Ev dediğimiz şey, bazen bir sesin yankısıdır; bazen mutfakta kaynayan çayın buharında saklı bir huzur. İnsan çoğu zaman eve döndüğünde yalnızca bir kapıyı değil, kendini de açar. Dışarının kalabalığı, gürültüsü, yükü ardında kalır; ev ise sığınak olur, güvenli bir liman gibi. Kimi zaman çocukluk anılarının kokusunu taşır duvarları; kimi zaman da bir battaniyenin altında kıvrılıp unutulmak istenen yorgunlukları. Ev, bir çatının altından fazlası olur: ait olmak, sevilmek, dinlenmek… Tüm hayat koşuşturmasının içinde insanın kendini bulduğu küçük bir duraktır.
Peki herkes için aynı anlamı mı taşır ev? Didem Madak gibi, şiiriyle taşan, duygularını duvarlara sığdıramayan kadınlar için neydi ev? Belki de onlar için ev; duyguların bastırıldığı, susmanın yüceltildiği, pembe panjurlu masalların içinde boğuldukları bir yerdi. Belki de ev, hiçbir zaman huzurun değil; kırılganlığın, kaybın ve yalnızlığın adıydı. Madak için ise ev; güvenli, huzurlu bir yuva değil, çoğu zaman kadınların içlerine gömüldüğü bir suskunluk odasıdır. O evin içinde yemekler pişer, perdeler yıkanır ama duygular dile gelmez; acılar halının altına süpürülür. Başkalarına ait olmanın, kendinden vazgeçmenin yeridir.
Ayrıca bir kadın olarak toplumun ona dayattığı roller ‘makbul ev kadını’, ‘fedakâr anne’, ‘sessiz eş’ onun iç dünyasında büyük bir çatışmaya dönüşmüştür. İşte bu yüzden şiirlerinde ev; sıcak bir sığınaktan çok, kaçmakla kalmak arasında sıkışılan bir ara mekândır.

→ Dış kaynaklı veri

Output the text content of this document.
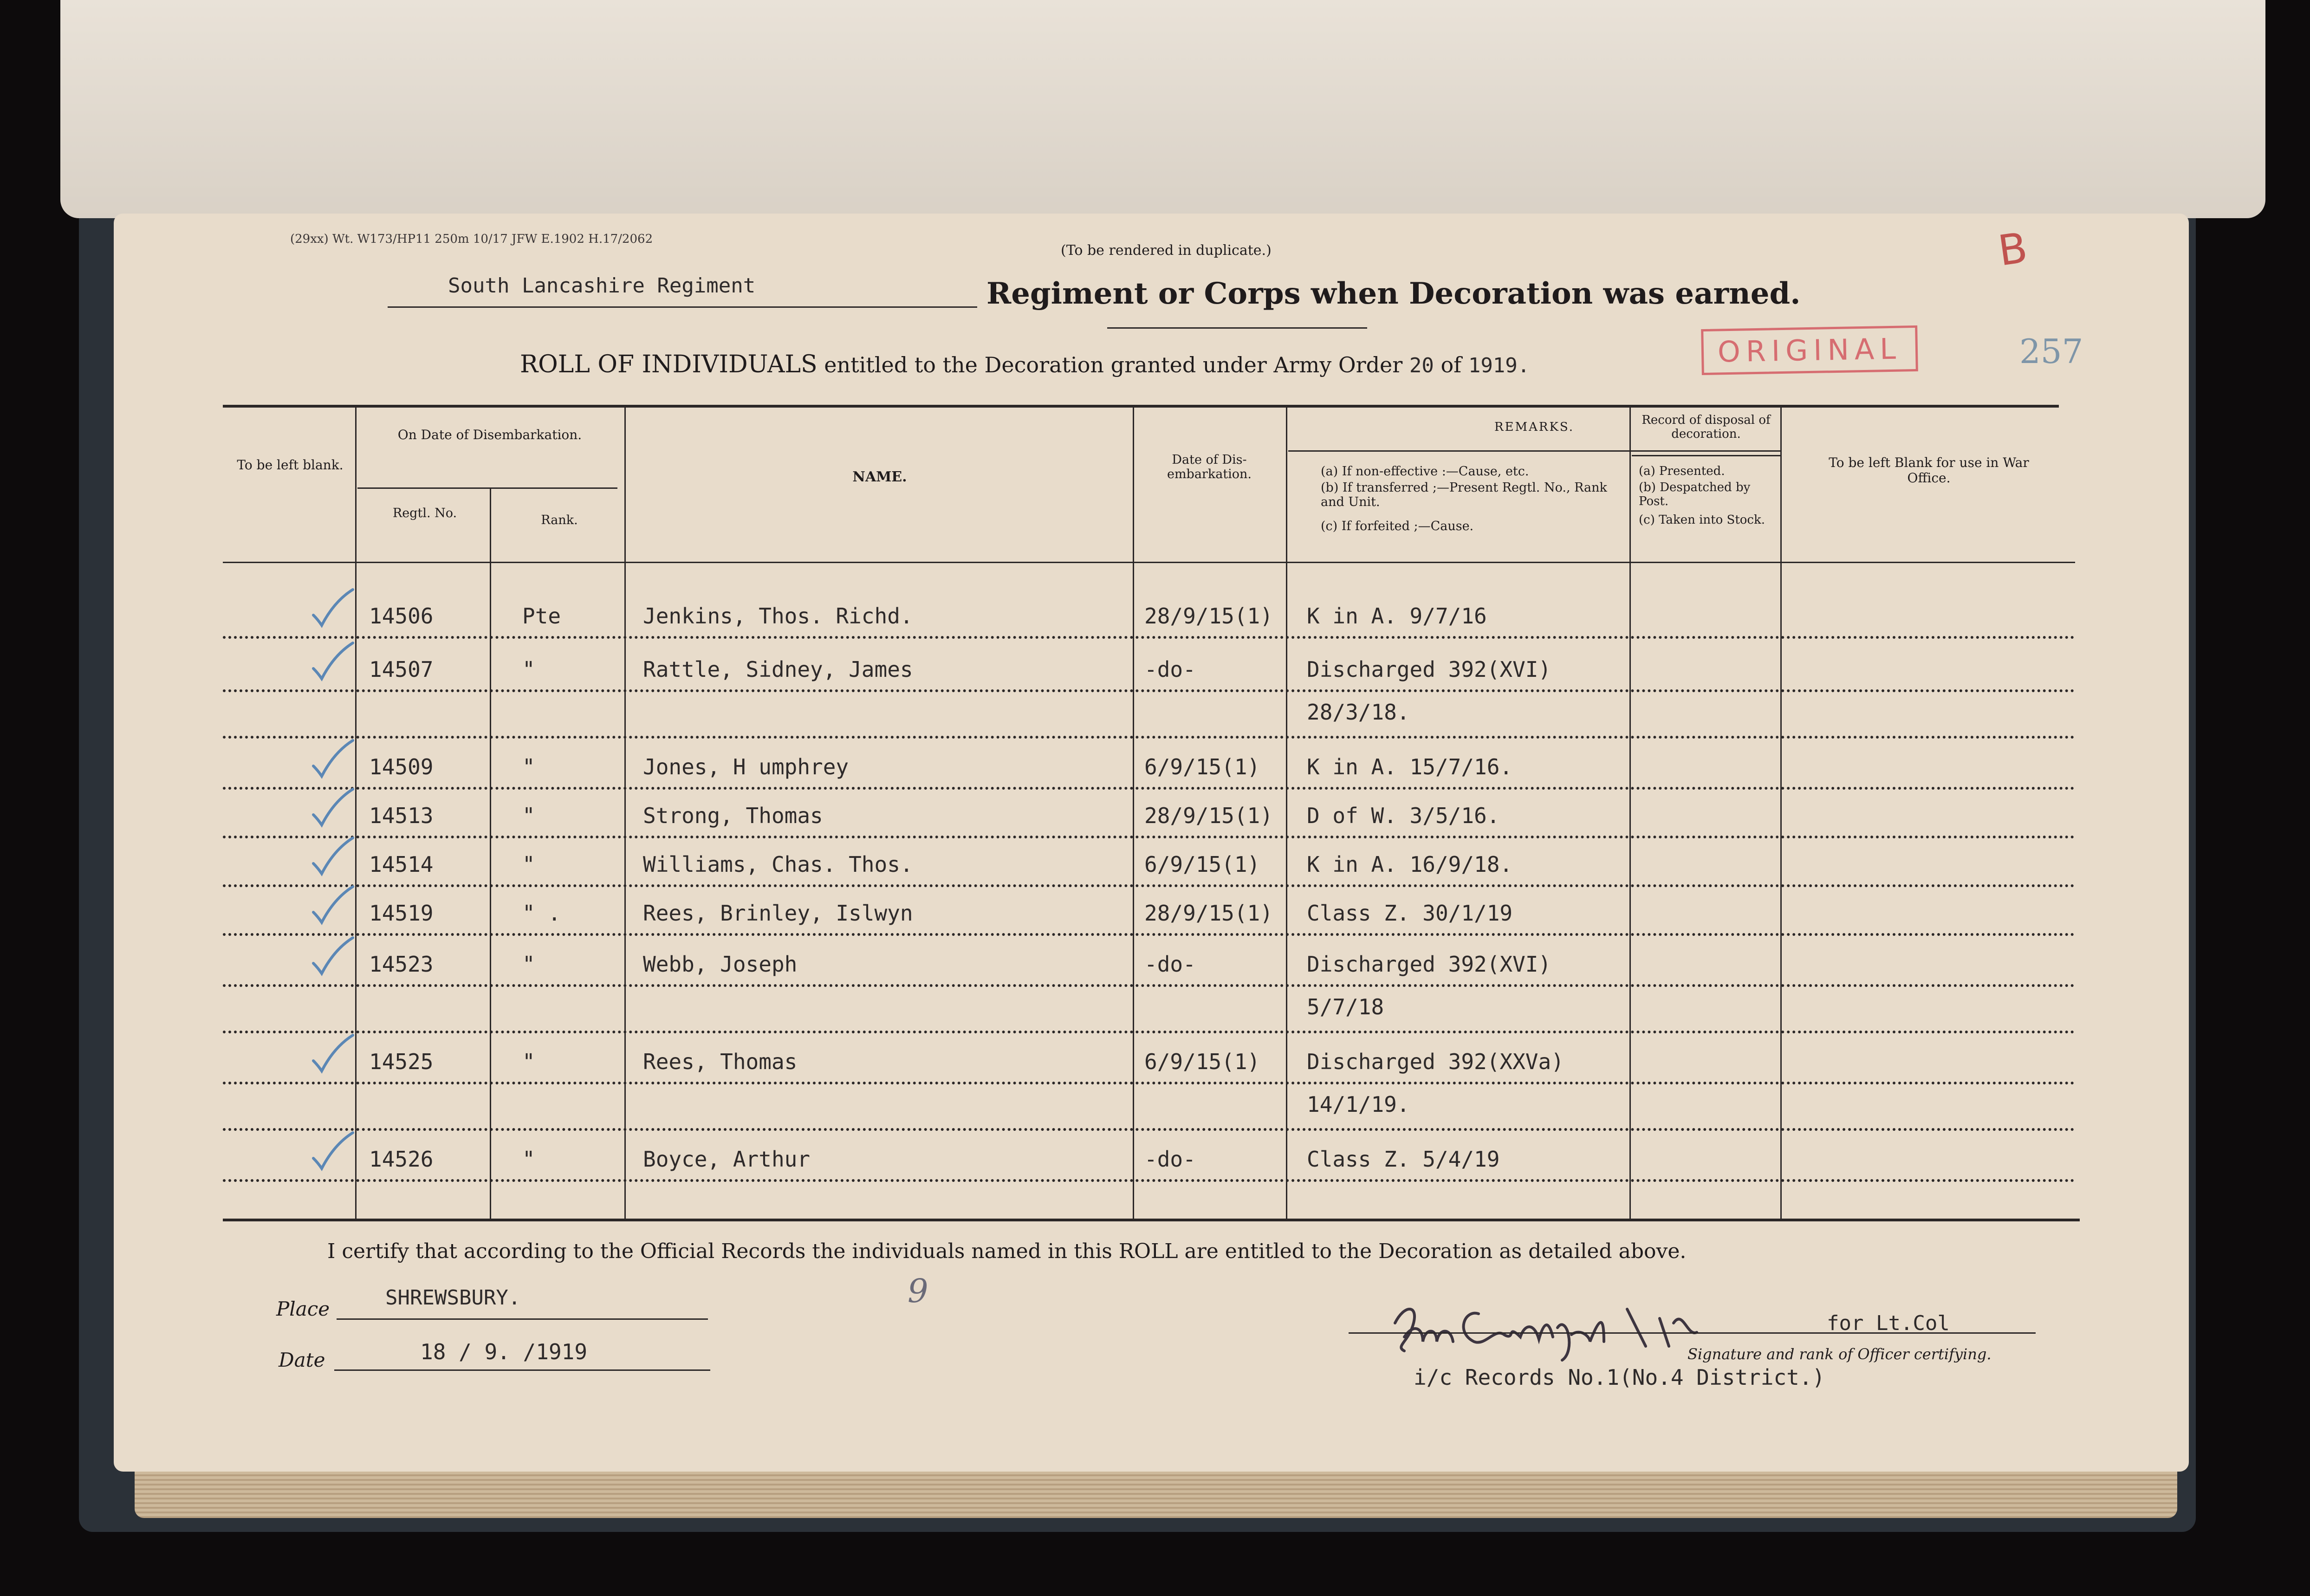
(29xx) Wt. W173/HP11 250m 10/17 JFW E.1902 H.17/2062
(To be rendered in duplicate.)	B
257
South Lancashire Regiment	Regiment or Corps when Decoration was earned.
ROLL OF INDIVIDUALS entitled to the Decoration granted under Army Order 20 of 1919.	ORIGINAL
To be left blank.
On Date of Disembarkation.
Regtl. No.	Rank.
NAME.
Date of Dis- embarkation.
REMARKS.
(a) If non-effective :—Cause, etc.
(b) If transferred ;—Present Regtl. No., Rank and Unit.
(c) If forfeited ;—Cause.
Record of disposal of decoration.
(a) Presented.
(b) Despatched by Post.
(c) Taken into Stock.
To be left Blank for use in War Office.
14506	Pte	Jenkins, Thos. Richd.	28/9/15(1) K in A. 9/7/16
14507	"	Rattle, Sidney, James	-do-	Discharged 392(XVI)
28/3/18.
14509	"	Jones, H umphrey	6/9/15(1) K in A. 15/7/16.
14513	"	Strong, Thomas	28/9/15(1) D of W. 3/5/16.
14514	"	Williams, Chas. Thos.	6/9/15(1) K in A. 16/9/18.
14519	" .	Rees, Brinley, Islwyn	28/9/15(1) Class Z. 30/1/19
14523	"	Webb, Joseph	-do-	Discharged 392(XVI)
5/7/18
14525	"	Rees, Thomas	6/9/15(1) Discharged 392(XXVa)
14/1/19.
14526	"	Boyce, Arthur	-do-	Class Z. 5/4/19
I certify that according to the Official Records the individuals named in this ROLL are entitled to the Decoration as detailed above.
Place	SHREWSBURY.
Date	18 / 9. /1919
9
for Lt.Col
Signature and rank of Officer certifying.
i/c Records No.1(No.4 District.)
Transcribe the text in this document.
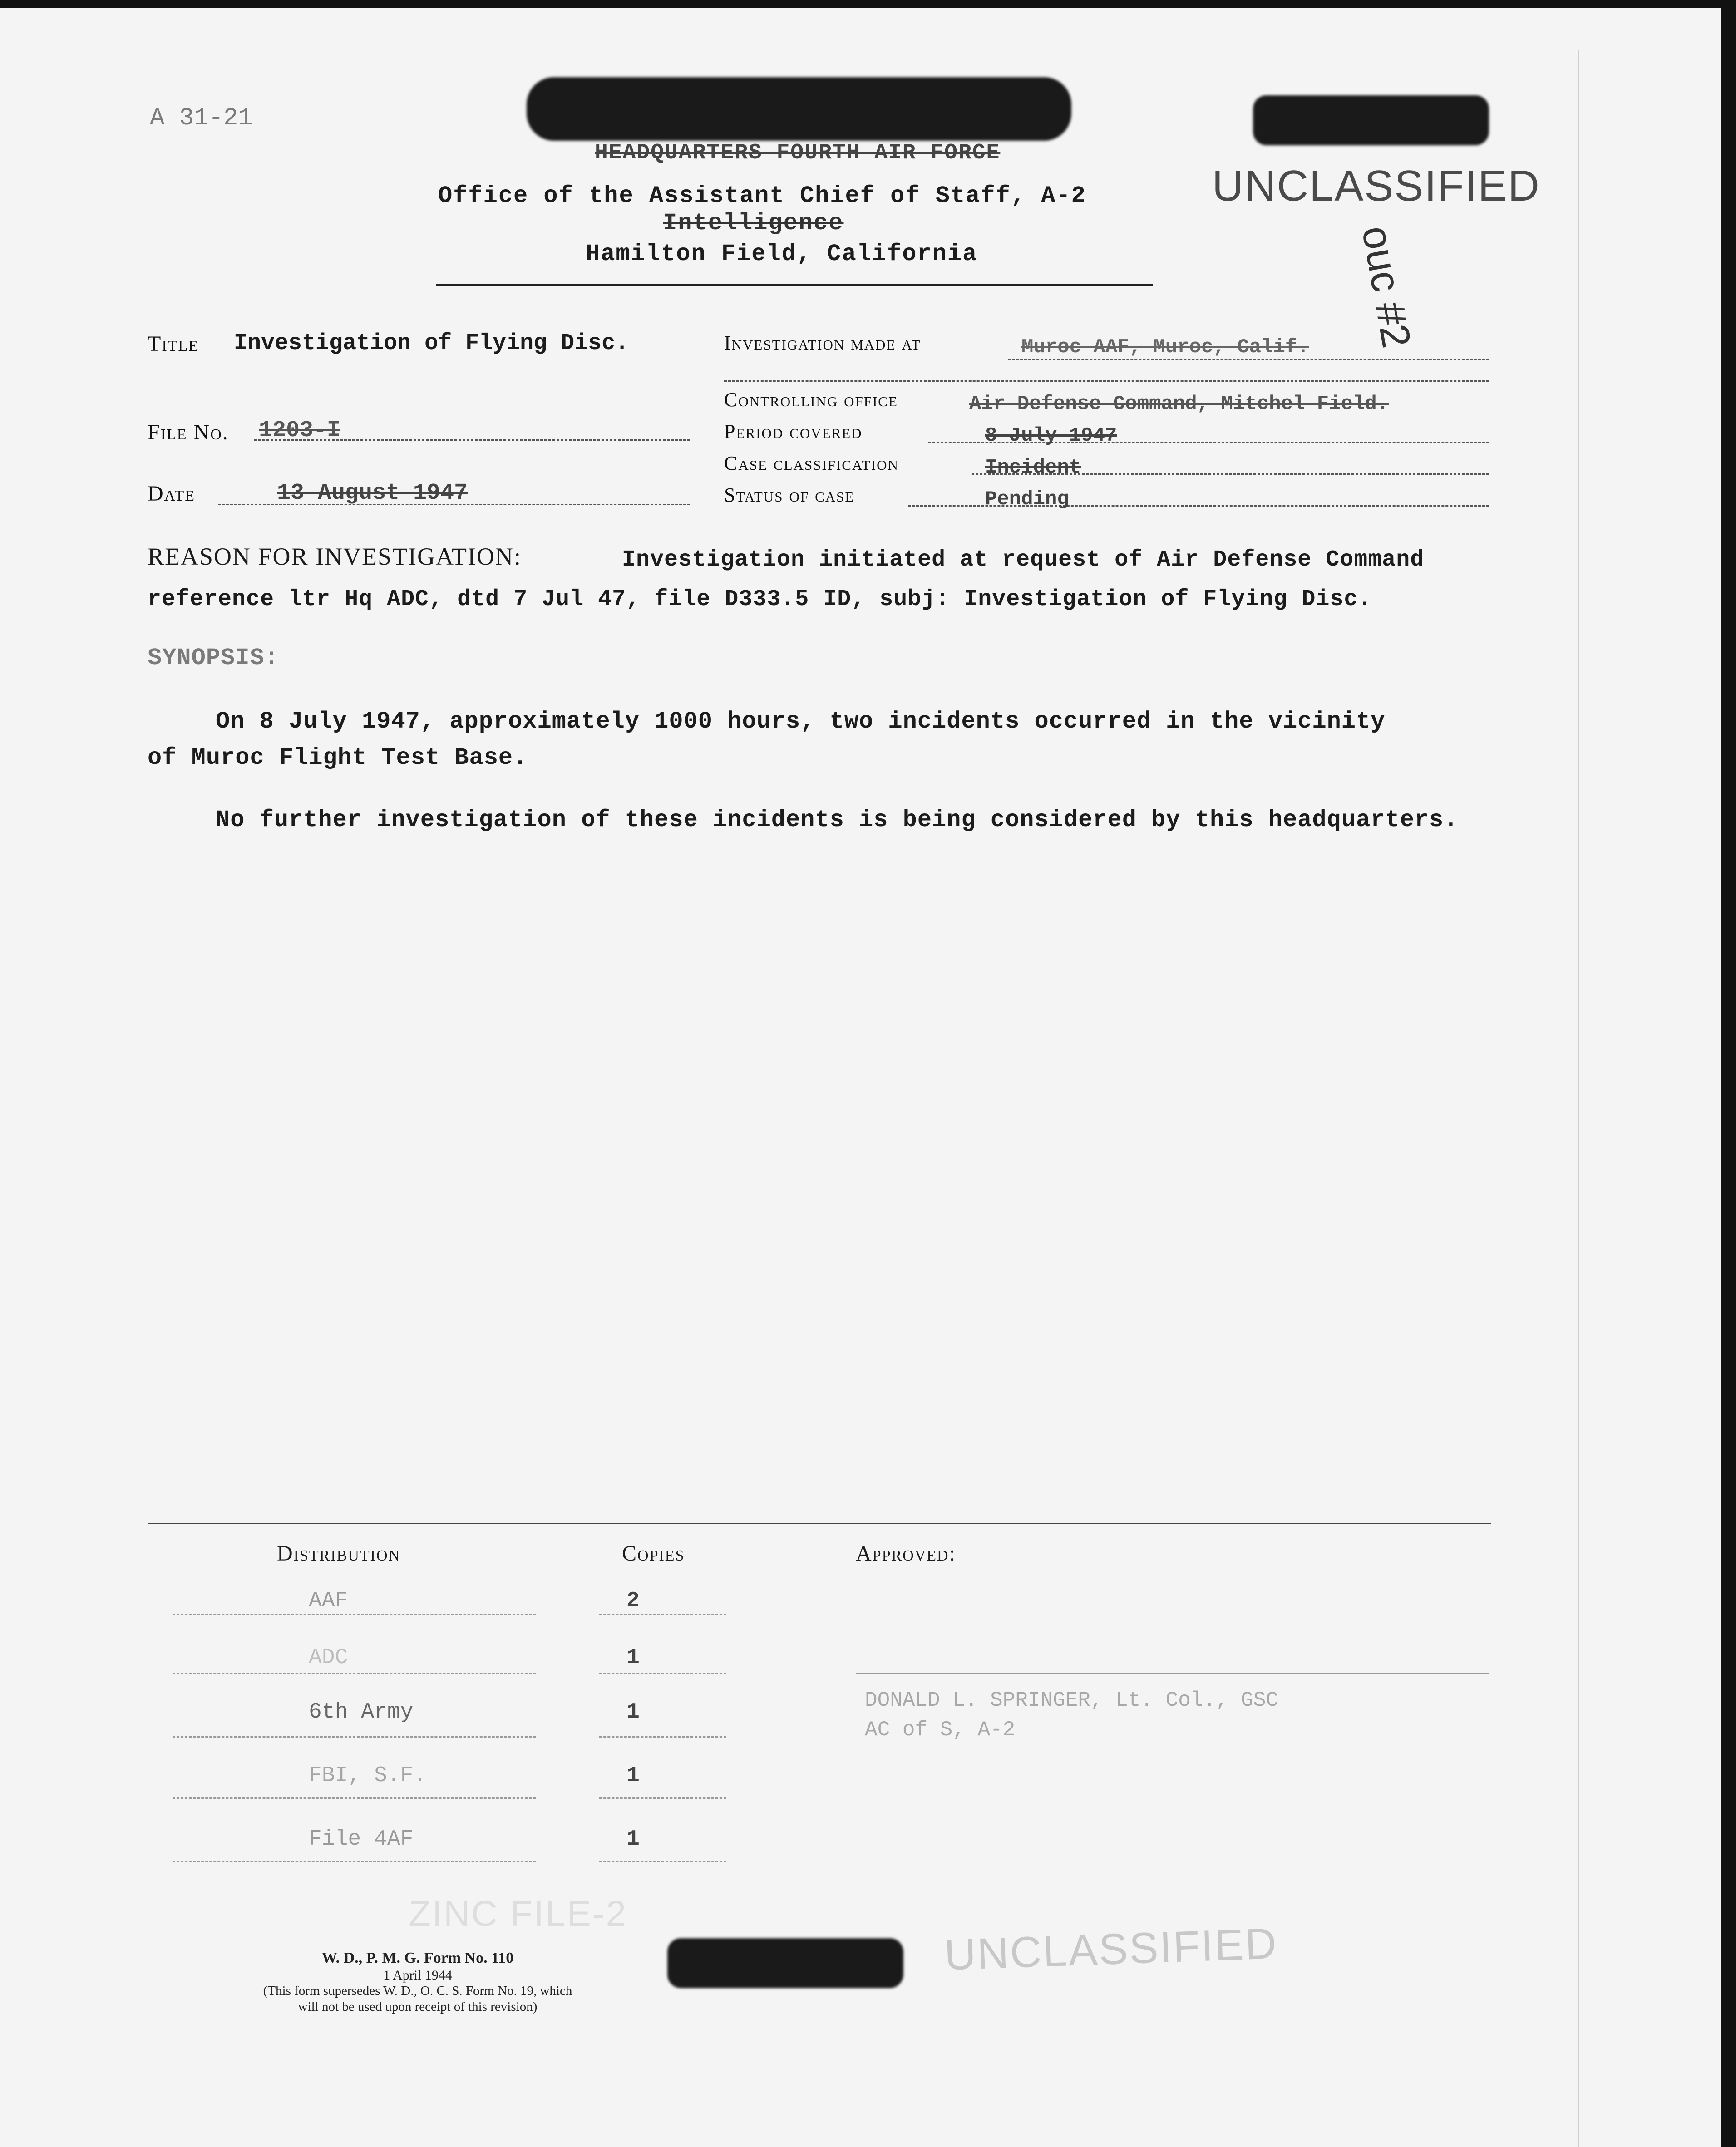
A 31-21
HEADQUARTERS FOURTH AIR FORCE
Office of the Assistant Chief of Staff, A-2
Intelligence
Hamilton Field, California
UNCLASSIFIED
ouc #2
Title Investigation of Flying Disc.
File No. 1203-I
Date	13 August 1947
Investigation made at	Muroc AAF, Muroc, Calif.
Controlling office	Air Defense Command, Mitchel Field.
Period covered	8 July 1947
Case classification	Incident
Status of case	Pending
REASON FOR INVESTIGATION:	Investigation initiated at request of Air Defense Command
reference ltr Hq ADC, dtd 7 Jul 47, file D333.5 ID, subj: Investigation of Flying Disc.
SYNOPSIS:
On 8 July 1947, approximately 1000 hours, two incidents occurred in the vicinity
of Muroc Flight Test Base.
No further investigation of these incidents is being considered by this headquarters.
Distribution	Copies	Approved:
AAF	2
ADC	1
6th Army	1
FBI, S.F.	1
File 4AF	1
DONALD L. SPRINGER, Lt. Col., GSC
AC of S, A-2
ZINC FILE-2
UNCLASSIFIED
W. D., P. M. G. Form No. 110
1 April 1944
(This form supersedes W. D., O. C. S. Form No. 19, which
will not be used upon receipt of this revision)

“Evcilik oynadım yıllarca / Kendime rastlayana kadar.” dizeleri, Didem Madak’ın kadınlık deneyimine dair derin bir sorgulamayı barındırır. Burada ‘evcilik’, toplumsal olarak kadına biçilen rolleri — eş olmayı, anne olmayı, susmayı, katlanmayı — çocukça bir oyunun içine yerleştirerek ironikleştirir. Kadın, bu rollerin içinde gerçek kimliğinden uzaklaşır; başkalarının beklentilerine göre yaşamayı bir tür oyuna dönüştürür. Ancak şiirin kırılma noktasında, “kendine rastlamak” vardır — yani uyanış, fark ediş ve artık bu oyunun dışında kalma arzusu. Madak, bu iki dizeyle evin ve toplumun kadına dayattığı hayatın ne kadar sahte ve tüketici olduğunu çarpıcı bir biçimde ortaya koyar.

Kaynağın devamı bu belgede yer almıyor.